The thought that we see through the eyes, hear through the ears, sense with the skin, and so on, is still correct in a conventional sense. But it becomes peripheral and the more immediate experience and noticing of what’s here in the sense fields take center stage.
LIFE REVIEW
Some report a kind of life review. They get to see a series of instances from their life and the impact their actions had on themselves and others.
Our mind always seeks to process unprocessed material and experiences. It brings it up in daily life and dreams. Often not as explicit memory, but in the form of contractions and reactivity. We may not even notice it, or we notice just a feeling or discomfort without recognizing what’s behind it. And often, the resolution and healing process doesn’t go further unless we actively engage with it and allow and invite deeper and more thorough processing.
In this sense, the life review is ongoing. And we can engage with it more intentionally through therapy, inquiry, and so on.
HELLISH EXPERIENCES
A few who experience NDEs report a kind of hellish experience. It may be turmoil, despair, confusion, anger, struggle, and so on.
This too is part of our daily life experience. If we look for it, most of us can even find it here and now even if it’s at a very low level.
It’s what happens anytime we identify with a struggle with what’s here in our experience.
TRANSFORMATION
Following an NDE, many say their life is transformed.

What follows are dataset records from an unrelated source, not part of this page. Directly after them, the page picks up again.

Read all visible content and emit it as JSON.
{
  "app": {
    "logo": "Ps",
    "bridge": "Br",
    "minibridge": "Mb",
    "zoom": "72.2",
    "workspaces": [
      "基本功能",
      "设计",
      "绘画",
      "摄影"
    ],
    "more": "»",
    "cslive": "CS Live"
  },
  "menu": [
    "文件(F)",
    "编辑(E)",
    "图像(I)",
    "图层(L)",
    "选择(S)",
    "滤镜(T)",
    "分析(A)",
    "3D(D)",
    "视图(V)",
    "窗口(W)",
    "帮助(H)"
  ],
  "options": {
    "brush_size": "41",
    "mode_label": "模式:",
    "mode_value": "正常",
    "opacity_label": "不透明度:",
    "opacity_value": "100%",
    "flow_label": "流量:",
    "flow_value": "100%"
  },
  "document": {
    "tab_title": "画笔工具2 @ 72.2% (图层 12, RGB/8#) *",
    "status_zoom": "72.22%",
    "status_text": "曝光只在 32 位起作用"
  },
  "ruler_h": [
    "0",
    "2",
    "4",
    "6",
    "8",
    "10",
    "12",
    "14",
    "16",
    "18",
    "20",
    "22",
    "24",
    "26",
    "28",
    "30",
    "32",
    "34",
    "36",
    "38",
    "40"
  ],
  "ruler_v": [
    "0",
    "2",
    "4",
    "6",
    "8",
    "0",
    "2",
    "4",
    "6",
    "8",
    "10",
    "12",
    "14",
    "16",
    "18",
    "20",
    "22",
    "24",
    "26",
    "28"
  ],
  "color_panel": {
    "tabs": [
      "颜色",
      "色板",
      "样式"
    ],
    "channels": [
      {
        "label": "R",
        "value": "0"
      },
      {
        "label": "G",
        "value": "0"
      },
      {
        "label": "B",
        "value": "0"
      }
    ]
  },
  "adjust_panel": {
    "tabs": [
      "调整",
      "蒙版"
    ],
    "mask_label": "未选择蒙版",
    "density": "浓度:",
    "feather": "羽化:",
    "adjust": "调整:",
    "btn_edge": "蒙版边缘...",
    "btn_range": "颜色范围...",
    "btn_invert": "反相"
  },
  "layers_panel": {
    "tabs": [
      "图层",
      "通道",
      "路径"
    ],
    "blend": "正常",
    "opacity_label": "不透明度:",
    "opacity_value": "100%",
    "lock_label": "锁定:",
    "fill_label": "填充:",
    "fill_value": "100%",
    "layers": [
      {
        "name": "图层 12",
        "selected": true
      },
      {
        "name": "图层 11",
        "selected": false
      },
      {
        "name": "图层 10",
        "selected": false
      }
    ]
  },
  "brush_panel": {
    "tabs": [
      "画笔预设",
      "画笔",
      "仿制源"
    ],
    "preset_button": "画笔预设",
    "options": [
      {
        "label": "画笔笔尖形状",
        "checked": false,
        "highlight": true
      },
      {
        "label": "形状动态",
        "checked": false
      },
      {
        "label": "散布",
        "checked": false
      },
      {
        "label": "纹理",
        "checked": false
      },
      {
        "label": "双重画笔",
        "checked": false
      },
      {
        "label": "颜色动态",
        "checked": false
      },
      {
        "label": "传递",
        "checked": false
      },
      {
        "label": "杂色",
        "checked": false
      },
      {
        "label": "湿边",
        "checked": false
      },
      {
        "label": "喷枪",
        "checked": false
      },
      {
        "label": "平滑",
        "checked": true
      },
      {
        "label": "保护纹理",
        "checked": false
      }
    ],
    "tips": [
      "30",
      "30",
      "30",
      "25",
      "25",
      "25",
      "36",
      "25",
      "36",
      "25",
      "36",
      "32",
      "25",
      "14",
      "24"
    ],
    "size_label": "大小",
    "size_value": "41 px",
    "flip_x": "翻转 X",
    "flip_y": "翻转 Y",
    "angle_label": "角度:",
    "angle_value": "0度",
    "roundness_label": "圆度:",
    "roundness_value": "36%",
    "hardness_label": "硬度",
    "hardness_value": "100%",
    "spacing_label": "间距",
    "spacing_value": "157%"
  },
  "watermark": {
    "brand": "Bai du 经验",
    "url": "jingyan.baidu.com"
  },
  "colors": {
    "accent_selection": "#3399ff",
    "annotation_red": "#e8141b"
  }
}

It leads to changing our priorities and putting what’s most important – typically connections, love, service – at the center, and the rest more in the periphery.
It leads to appreciating life in a fresh way. They find a deeper appreciation of life as it is.
It leads to a realization that we are not, most fundamentally, this human self.
If we explore what’s on this list and make it into a part of our daily life, that too leads to this type of transformation. It transforms our perception, orientation, and life in the world.
UNIVERSALITY
These types of NDEs are found across cultures. There is a universality to them.
And the same universality is here when it comes to finding what we most fundamentally are in our own experience, and the rest on this list.
HOW CLOSE IS THE MATCH?
I imagine it’s easy to look at this list and think: Yeah, this is contrived and an intellectual exercise. The two – NDEs and what’s here now – are obviously very different.
So how close is the match between the two?
On the surface, it can certainly seem like an intellectual exercise – until we engage with it ourselves, examine it, and actually find it all here and now. Then, we see that the essence is the same. What’s in an NDE is no different from what’s already here, and what we can find when we look.
And finding this in daily life can be as transformative as any NDE experience.
MY OWN STORY
I have been fascinated by NDEs since I first heard about it when I was eight or ten years old. I read anything I could find about it, even back then.
Why? At the time, I didn’t really know. I was just fascinated by it.
Later, I have seen some connections.
When I was little, before school age, I had flashbacks to an earlier time. There was a profound sense of being home, infinite love, all as consciousness, profound understanding, and so on. I was without body, and there were other beings there – infinitely loving and wise – I communicated with now and then. It was all golden light and consciousness. These flashbacks would often happen when I sat outside and saw the light filtered through the leaves of birch trees.
Later, when I was in my teens, I realized that this seemed like flashbacks to a time before this incarnation. I realized that this was very similar to what people describe in NDEs.
And when the initial awakening shift happened in my mid-teens (age sixteen), I also realized that the essence of these flashbacks pointed to what’s already here, and what was revealed in the awakening shift.